Furi’s combat is built around trial and error. There are no other enemies in between fights; no cannon fodder, no collectibles or secrets to find. It’s merely me, the mysterious Donnie Darko-like rabbit man following alongside, and eight powerful characters holding unknown grudges toward the silent protagonist.
It takes a Punch-Out-style approach to combat, with nothing but one-on-one boss fights throughout the course of its four to five hour-long campaign. Every boss character has different attributes and attack patterns, and the only way to learn them is by engaging them and slowly learning their sequences of moves.
Because it features nothing but boss fights, Furi is difficult by design. Bosses have multiple lives that must be completely depleted in order to triumph, and many of their attacks require precise, intricate movements to both minimize damage taken and capitalize on their weak points. But there’s an unwelcome edge to Furi, a roughness that occasionally causes the game to oscillate from balanced and challenging to imbalanced and messy.
Furi’s combat controls are simple to understand, but the way they intersect with each other and with the enemy attacks are often difficult to fully grasp and leave the player stranded. A dodge mechanic has a charge capable of sending the player further and further distances away but never fully allows one to gauge exactly how far they’re able to go. Which is harmful when it’s considered that dodging is the only way to avoid taking damage from solid area of effect projectile attacks. Parrying requires absolute accuracy and precision to land within a half-second window, which left me feeling less skilled and more lucky every time I managed to time it right. These issues are amplified by the other positive aspects of Furi’s finely-tuned sword and gunplay, which did a great job of taking one up-close into a samurai-style showdown during the boss fights. Had I felt like I had my sword a bit more under control, things might have come across differently.
Once a boss has been defeated, the silent protagonist makes his way down a long, long stretch of land, building, or corridor toward the next enemy lying in wait. These long stretches are meant to build tension, much like the long walk from locker room to ringside for boxers. But instead, their plodding pace serves as a vehicle for Rabbit Man’s random mutterings and a lesson in tedious game design. There are no enemies, no other characters in the game aside from these ten.
Again, I understand why. These stretches were to allow me to reflect on the previous battle and work toward improving my performance so I wouldn’t be immediately zapped by the next boss.
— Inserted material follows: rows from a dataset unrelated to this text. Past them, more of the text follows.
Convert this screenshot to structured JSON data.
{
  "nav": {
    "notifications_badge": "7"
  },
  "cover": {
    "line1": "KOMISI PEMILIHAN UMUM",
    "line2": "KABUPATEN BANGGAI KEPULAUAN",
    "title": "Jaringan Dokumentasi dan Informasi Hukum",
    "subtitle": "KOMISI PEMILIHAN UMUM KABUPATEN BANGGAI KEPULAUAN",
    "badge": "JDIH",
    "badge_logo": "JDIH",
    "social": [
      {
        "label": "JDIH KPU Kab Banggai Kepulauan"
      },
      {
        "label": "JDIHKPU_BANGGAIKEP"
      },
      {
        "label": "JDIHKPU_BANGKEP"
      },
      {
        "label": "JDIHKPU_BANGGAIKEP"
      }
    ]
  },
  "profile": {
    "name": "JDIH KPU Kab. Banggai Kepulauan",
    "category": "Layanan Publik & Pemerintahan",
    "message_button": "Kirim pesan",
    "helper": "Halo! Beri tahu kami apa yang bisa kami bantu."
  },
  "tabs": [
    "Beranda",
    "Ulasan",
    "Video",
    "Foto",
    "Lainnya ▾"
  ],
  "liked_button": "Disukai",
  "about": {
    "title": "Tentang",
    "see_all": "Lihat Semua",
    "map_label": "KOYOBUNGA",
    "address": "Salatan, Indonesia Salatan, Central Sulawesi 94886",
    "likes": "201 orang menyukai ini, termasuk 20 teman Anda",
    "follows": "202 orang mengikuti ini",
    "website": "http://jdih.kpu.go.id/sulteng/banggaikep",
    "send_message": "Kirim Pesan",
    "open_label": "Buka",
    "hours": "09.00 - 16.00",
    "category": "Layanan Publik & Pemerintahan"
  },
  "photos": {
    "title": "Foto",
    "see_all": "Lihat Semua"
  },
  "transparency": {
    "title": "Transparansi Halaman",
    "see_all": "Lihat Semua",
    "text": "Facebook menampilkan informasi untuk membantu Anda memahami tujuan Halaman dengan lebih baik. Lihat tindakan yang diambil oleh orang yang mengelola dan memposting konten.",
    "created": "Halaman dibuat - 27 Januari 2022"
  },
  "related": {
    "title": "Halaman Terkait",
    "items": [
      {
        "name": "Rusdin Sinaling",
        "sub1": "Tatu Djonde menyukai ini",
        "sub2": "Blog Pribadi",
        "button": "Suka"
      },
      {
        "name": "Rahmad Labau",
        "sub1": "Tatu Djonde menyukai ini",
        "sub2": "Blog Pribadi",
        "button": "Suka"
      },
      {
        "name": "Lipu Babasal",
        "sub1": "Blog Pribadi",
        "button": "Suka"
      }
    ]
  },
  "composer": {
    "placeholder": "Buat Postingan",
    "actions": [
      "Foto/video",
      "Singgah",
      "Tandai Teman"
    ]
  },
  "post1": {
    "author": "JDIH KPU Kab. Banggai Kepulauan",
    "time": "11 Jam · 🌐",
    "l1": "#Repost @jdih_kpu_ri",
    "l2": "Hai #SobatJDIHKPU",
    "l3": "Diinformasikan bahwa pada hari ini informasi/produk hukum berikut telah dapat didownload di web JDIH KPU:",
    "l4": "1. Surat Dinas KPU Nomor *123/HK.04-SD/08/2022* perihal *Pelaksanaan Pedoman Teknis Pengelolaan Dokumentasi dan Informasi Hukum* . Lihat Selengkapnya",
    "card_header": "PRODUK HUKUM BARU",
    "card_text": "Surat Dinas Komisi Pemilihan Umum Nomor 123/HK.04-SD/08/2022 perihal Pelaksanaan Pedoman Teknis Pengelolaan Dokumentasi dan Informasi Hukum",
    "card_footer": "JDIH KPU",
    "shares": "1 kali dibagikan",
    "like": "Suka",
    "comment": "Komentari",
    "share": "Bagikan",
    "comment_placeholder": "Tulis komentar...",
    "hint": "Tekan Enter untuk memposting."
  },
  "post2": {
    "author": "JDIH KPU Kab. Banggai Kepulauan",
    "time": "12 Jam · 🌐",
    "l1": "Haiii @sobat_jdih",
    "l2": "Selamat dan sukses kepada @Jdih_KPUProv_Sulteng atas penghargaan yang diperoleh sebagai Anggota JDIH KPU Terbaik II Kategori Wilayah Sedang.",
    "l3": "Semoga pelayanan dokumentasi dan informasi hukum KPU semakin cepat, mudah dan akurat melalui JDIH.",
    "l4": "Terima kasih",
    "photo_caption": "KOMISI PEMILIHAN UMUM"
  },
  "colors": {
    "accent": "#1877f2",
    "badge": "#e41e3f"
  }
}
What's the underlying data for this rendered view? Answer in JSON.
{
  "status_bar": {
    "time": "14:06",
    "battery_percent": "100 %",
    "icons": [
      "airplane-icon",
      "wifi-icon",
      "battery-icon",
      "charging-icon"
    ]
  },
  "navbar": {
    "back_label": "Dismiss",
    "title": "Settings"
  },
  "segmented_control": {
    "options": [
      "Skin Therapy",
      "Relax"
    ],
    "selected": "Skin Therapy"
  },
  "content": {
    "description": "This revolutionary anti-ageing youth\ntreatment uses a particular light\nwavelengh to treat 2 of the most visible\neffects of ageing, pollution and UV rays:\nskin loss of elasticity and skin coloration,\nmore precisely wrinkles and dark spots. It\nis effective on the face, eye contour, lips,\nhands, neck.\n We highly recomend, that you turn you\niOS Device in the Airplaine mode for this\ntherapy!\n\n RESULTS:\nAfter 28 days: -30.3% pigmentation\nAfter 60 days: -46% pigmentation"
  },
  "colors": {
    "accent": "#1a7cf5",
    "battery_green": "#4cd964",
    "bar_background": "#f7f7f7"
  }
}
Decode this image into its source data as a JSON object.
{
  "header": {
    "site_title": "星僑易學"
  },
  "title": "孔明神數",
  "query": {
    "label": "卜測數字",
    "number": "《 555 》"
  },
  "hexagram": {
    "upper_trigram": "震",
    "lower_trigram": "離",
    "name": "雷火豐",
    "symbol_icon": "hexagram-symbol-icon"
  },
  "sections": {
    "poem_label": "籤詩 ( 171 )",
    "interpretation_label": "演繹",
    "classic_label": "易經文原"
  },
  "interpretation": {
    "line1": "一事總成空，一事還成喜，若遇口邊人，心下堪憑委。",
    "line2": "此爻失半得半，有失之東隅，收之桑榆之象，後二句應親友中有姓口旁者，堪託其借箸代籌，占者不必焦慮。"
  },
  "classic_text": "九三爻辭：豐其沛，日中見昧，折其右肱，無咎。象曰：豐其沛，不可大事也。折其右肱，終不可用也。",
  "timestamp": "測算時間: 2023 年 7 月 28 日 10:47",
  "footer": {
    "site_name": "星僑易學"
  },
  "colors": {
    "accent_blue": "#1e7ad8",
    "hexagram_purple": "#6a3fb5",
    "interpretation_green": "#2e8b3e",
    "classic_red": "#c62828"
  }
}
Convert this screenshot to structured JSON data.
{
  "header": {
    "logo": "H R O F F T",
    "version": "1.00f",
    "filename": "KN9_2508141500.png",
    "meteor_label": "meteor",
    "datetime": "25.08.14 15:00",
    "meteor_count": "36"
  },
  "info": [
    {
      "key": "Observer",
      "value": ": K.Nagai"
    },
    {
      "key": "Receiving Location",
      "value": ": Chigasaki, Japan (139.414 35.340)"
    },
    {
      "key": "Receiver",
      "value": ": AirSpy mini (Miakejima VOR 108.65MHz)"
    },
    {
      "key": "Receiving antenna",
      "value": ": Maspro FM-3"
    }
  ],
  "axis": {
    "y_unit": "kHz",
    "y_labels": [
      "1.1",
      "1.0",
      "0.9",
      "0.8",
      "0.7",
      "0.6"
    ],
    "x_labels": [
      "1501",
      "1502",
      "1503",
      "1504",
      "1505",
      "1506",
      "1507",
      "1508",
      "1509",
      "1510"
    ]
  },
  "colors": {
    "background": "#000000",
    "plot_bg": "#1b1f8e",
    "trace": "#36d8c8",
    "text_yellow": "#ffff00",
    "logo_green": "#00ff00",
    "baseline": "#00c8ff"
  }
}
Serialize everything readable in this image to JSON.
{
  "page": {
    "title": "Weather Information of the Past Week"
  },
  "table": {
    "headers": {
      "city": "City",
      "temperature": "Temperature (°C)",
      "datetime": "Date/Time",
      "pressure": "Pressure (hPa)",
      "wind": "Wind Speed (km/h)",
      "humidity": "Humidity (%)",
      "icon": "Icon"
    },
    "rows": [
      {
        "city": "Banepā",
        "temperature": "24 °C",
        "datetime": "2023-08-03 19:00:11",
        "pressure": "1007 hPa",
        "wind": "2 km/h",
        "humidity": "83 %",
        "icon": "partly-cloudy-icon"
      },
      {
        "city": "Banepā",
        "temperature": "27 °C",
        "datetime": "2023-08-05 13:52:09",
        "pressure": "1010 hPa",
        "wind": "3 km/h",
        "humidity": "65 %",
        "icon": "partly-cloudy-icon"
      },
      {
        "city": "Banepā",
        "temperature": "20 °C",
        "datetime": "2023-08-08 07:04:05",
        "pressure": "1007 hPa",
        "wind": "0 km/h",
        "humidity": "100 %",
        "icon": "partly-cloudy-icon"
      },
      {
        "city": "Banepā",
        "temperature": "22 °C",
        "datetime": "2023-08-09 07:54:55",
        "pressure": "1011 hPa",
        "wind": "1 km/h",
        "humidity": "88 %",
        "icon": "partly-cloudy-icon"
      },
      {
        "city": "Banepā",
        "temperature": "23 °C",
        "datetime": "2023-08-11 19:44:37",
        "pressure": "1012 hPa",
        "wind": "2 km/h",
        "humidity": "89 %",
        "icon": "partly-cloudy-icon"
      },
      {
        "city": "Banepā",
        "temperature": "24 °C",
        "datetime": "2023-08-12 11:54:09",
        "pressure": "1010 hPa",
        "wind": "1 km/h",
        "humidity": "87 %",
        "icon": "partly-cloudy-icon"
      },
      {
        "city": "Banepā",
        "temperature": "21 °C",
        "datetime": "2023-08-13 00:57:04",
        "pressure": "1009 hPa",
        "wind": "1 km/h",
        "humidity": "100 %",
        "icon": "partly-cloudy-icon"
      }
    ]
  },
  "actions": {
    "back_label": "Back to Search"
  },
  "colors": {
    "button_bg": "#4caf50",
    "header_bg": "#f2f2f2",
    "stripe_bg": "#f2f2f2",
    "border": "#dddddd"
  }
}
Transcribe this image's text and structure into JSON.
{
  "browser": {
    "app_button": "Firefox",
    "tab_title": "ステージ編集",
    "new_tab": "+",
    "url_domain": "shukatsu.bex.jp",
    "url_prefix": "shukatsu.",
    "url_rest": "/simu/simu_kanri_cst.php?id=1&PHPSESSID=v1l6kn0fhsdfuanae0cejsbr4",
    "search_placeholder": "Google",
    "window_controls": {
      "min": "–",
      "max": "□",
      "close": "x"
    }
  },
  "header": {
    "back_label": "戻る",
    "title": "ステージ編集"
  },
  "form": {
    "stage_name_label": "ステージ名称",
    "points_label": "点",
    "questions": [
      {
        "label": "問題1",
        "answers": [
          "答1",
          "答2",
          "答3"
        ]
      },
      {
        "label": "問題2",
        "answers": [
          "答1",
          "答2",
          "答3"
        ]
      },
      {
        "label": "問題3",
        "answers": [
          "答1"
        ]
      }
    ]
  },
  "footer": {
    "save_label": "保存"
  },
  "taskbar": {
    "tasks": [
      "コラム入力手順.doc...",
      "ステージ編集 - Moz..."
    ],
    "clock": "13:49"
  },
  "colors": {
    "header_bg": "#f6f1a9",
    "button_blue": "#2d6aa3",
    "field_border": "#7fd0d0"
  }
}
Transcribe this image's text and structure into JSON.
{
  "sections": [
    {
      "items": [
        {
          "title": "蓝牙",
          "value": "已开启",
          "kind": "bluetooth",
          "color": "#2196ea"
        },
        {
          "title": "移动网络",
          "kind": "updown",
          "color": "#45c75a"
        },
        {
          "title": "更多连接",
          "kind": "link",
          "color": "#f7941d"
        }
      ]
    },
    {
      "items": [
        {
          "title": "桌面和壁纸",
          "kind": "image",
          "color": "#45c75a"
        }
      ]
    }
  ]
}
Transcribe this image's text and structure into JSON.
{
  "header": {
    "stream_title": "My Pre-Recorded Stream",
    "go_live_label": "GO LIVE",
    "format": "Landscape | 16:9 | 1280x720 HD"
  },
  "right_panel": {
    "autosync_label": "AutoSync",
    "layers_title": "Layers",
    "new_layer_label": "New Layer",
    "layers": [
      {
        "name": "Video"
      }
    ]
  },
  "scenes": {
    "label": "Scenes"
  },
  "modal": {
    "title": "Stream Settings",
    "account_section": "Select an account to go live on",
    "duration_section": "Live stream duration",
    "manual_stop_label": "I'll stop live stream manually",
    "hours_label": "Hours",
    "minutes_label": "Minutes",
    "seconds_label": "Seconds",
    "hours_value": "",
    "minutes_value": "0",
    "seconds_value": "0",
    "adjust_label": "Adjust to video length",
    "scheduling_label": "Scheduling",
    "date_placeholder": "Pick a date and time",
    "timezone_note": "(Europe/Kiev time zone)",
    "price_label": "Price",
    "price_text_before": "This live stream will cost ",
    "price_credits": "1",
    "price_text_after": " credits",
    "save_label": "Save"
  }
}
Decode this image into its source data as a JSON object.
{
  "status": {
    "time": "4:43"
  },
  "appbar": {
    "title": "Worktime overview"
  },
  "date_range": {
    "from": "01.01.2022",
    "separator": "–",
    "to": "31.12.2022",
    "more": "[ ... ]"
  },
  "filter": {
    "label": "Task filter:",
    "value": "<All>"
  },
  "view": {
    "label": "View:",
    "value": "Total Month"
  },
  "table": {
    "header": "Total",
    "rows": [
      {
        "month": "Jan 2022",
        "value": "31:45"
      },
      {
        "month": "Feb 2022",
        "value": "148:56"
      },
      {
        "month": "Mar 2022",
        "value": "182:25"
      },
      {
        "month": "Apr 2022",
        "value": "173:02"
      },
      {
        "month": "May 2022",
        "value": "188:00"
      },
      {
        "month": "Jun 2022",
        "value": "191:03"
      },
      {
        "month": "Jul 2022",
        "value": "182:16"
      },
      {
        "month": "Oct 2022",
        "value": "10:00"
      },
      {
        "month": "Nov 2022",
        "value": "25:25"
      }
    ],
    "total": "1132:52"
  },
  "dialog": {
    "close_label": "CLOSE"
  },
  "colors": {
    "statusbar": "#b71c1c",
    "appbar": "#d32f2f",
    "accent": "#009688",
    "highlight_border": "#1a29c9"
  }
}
But walking in a video game is laughably dull, and having enemies to populate the spaces in between would not only provide an opportunity for players to hone their combat skills, (especially because there are barely any upgrades as-is), but also give the creators a chance to hone and craft a more meaningful world and give the player a little more necessary context.
Furi is good. Its fighting may occasionally lean on luck over skill, but learning a boss’ attack patterns and finally defeating them is a sweet sensation to enjoy. It’s beautiful to look at, has a pulsing, driving score underlying all of its action, and incorporates ideas of mythology wonderfully into a neat package. It’s unfortunate there’s little more to its seemingly robust world than occasional interactions and long, contemplative walks in between fights, because a more built-up lore surrounding its characters would have helped make it into something to be remembered.
- Beautiful art design
- Diverse boss fights
- Defeating bosses feels like an achievement
- Lifeless world
- Janky mechanics
Cassidee Moser posted a new article, Furi Review: Not-So-Horrible Bosses
I was going to say the same about the walking bits. The walk to the third boss, the time guy, was horrible.
It's supposed to be a moment of anticipation building, but all it feels like is an uneventful stretch in between intense moments. Probably doesn't help the story is a bit underdeveloped.
May I ask if you finished the game before your review hit? Just curious because holy cow is it brutal.
I'm still duking it out with the poison guy. The close combat sequences are becoming more and more unfair. I am starting to hate that the progression depends on failures in order to progress, because it's near impossible to react to a phase until you know the pattern.